It’s up to OS developers to implement it or not on their OSes
I use libsfapfs on Linux, but as always when Apple does anything open source, the Linux community hates it
Darwin WebKit Swift and its compiler APFS ALAC …
The only widely used open source project from Apple that I know is CUPS
The only things in macOS that are not open source are related to its GUI.
But you know… Apple bad as usual
As a developer, most of Linux users I know develop in Java and dual-boot on Windows to play games.
ReFS is a thing, but apparently not intended as a replacement (?)
https://learn.microsoft.com/en-us/windows-server/storage/refs/refs-overview
Apparently Microsoft is going to move win 11 to refs but idk when. For all we know it might be in windows 12 only
It was new at the time. Anyway, what is the best file system to use nowadays? zfs?

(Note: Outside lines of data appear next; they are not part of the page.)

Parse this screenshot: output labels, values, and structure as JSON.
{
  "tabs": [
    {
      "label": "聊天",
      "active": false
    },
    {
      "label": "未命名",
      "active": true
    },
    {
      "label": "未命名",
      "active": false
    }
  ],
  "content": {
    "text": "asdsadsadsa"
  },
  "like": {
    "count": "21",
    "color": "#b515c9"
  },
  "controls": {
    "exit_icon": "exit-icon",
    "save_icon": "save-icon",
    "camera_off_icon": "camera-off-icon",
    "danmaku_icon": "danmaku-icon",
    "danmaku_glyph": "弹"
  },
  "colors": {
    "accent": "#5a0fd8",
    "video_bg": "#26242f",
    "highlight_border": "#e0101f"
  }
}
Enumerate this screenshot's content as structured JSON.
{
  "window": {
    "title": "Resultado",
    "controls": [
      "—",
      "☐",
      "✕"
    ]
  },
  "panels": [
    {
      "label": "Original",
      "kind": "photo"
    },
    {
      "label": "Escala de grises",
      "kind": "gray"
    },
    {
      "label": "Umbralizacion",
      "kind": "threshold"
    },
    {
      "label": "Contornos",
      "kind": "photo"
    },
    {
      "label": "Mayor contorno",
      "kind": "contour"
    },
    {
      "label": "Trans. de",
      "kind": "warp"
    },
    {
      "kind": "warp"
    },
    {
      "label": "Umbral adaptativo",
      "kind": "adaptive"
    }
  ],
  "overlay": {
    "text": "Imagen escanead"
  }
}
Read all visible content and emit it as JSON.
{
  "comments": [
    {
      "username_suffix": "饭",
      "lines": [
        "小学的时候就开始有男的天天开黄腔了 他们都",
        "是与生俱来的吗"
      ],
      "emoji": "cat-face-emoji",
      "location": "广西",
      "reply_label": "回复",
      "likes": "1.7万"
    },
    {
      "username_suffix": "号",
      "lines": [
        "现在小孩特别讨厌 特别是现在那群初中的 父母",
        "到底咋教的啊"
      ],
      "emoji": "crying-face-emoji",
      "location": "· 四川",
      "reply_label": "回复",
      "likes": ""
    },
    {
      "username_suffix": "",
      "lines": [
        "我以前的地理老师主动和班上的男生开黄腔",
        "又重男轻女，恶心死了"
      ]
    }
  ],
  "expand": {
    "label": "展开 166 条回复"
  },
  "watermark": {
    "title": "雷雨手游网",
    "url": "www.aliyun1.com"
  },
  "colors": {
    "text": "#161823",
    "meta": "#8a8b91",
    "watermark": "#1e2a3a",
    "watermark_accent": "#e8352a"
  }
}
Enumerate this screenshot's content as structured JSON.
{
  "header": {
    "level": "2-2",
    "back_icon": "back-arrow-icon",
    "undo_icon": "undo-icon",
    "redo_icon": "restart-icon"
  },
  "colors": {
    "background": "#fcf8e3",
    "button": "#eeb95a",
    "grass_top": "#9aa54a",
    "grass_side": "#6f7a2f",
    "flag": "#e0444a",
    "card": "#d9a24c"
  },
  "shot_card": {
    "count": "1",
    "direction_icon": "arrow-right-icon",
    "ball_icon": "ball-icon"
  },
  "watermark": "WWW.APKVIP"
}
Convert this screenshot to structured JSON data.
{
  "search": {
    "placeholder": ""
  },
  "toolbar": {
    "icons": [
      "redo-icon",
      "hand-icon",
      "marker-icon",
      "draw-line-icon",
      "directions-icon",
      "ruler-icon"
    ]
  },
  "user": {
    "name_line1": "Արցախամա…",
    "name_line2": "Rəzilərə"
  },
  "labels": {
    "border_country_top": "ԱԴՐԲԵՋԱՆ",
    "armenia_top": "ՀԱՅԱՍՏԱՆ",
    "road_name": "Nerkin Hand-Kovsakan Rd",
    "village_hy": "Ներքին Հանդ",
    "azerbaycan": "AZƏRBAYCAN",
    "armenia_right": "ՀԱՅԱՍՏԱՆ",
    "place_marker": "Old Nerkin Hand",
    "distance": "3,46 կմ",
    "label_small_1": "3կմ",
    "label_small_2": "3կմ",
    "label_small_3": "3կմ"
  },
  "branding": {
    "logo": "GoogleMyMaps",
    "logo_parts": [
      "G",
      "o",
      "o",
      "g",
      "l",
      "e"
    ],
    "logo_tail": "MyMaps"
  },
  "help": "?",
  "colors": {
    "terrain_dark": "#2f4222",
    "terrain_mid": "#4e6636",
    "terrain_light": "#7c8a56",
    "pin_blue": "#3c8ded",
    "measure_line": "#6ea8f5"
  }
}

I think zfs is very popular with the honeserver crowd, but its not worth the hassle for desktop use. If you want something more fancy than ext4 there is btrfs which lets you take snapshots and checksums the data to detect corruption
ZFS is brilliant and all, as long as you only add disks, too bad if you want to rearrange your disks, you have to buy a new set of disks and move the data.
Btrfs is much better for home use, combine your old 3, 4 and 8tb disks into one, buy a new 16tb disk you add it and remove the 3tb disk.
I mean, it’s still way better than Dat, but incredibly incompatible with a lot of things still and new usb drives are always FAT. Shame ntfs didn’t catch on more
External storage is always FAT, because everything can read FAT, so it just makes life easier for file transfers.
Not because NTFS/ext4/etc doesnt work on usb sticks.